Democracy's "Seed of Death"
I recently had the chance to take some of our Tocqueville programming on the road to share it with students at Davis and Elkins College in Elkins, WV. For them, I chose to discuss the following quotation which comes from Volume I of Democracy in America (and which we will be discussing Monday night with Dr. Farrier, I assume).
"Every government carries within itself a natural vice that seems attached to the very principle of its life; the genius of the law-maker is to discern this well. . . every law whose effect is to develop this seed of death cannot miss becoming fatal in the long run, even if its bad effects do not immediately make themselves felt" (227-228).
Tocqueville helps us understand this by talking about an absolute monarchy and how its irrational tendency is to drive ever more power into the central office of the monarch until it eventually destroys itself.

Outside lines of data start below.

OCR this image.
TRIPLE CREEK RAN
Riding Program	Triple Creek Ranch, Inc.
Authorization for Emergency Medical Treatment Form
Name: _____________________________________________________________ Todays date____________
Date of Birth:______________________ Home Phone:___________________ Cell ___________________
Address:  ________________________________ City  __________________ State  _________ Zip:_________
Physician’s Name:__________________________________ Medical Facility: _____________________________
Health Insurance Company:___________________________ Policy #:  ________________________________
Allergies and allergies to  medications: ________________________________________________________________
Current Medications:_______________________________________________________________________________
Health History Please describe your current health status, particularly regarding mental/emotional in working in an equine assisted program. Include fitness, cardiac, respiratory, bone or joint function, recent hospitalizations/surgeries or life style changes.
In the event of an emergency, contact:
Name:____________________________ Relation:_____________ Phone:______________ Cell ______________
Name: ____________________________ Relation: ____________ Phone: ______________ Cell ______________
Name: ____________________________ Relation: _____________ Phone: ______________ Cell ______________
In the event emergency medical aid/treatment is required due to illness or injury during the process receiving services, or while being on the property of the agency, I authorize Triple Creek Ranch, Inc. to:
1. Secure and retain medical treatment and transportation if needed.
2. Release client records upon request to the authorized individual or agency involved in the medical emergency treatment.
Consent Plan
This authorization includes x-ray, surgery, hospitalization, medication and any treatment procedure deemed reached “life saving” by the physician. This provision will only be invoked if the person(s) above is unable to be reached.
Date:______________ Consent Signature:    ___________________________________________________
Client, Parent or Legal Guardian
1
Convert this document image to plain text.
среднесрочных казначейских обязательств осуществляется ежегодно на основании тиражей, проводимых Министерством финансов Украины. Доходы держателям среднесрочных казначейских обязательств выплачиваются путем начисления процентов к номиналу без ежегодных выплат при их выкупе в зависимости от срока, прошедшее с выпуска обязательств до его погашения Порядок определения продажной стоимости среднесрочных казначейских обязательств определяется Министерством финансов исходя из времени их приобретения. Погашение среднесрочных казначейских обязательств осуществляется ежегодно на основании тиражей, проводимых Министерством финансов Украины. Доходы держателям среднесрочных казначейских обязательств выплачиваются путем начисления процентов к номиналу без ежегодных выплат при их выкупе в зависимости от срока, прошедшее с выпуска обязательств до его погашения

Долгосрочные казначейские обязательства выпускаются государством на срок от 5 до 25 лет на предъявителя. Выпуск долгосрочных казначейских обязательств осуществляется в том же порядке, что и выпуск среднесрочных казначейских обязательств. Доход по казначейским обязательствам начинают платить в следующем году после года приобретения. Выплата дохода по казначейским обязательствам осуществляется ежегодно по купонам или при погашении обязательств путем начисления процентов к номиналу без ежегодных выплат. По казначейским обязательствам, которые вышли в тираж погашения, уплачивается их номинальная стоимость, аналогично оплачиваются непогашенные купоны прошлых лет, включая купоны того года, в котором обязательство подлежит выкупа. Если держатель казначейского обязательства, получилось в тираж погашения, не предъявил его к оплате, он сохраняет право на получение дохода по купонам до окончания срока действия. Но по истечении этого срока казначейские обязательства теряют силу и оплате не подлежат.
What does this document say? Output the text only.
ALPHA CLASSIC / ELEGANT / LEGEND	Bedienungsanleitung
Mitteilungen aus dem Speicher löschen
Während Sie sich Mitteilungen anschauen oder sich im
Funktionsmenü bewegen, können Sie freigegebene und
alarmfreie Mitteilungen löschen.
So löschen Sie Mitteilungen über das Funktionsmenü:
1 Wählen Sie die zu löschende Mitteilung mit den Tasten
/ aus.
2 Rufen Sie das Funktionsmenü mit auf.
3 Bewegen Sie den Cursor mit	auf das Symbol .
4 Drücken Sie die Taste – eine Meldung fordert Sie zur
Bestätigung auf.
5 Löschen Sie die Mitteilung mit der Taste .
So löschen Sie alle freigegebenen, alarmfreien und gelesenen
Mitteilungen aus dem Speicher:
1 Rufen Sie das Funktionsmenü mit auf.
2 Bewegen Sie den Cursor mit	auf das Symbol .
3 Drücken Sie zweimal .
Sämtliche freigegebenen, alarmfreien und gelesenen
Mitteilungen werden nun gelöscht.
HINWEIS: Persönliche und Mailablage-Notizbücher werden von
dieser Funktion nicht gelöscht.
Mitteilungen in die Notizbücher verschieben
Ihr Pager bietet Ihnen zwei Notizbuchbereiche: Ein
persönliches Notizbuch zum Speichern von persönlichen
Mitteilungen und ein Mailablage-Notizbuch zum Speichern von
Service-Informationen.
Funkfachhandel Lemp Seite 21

What is this "seed of death" for democracy? Why, it is, of course, the tendency to drive more and more power into the hands of the people.
Tocqueville praises our American founders for understanding this and putting in place institutions that could resist this destructive tendency. They gave us an unelected Supreme Court, an Electoral College (a real one, not what we have today), Senators chosen by state legislatures, federalism and equality of the states, a written Constitution with a specified amendment process that insisted on changes going through institutions in a specified manner.
The progressives told us the cure for the ills of democracy was more democracy. They got many of the reforms that they wanted. Tocqueville tells us more democracy will destroy democracy. Which is it?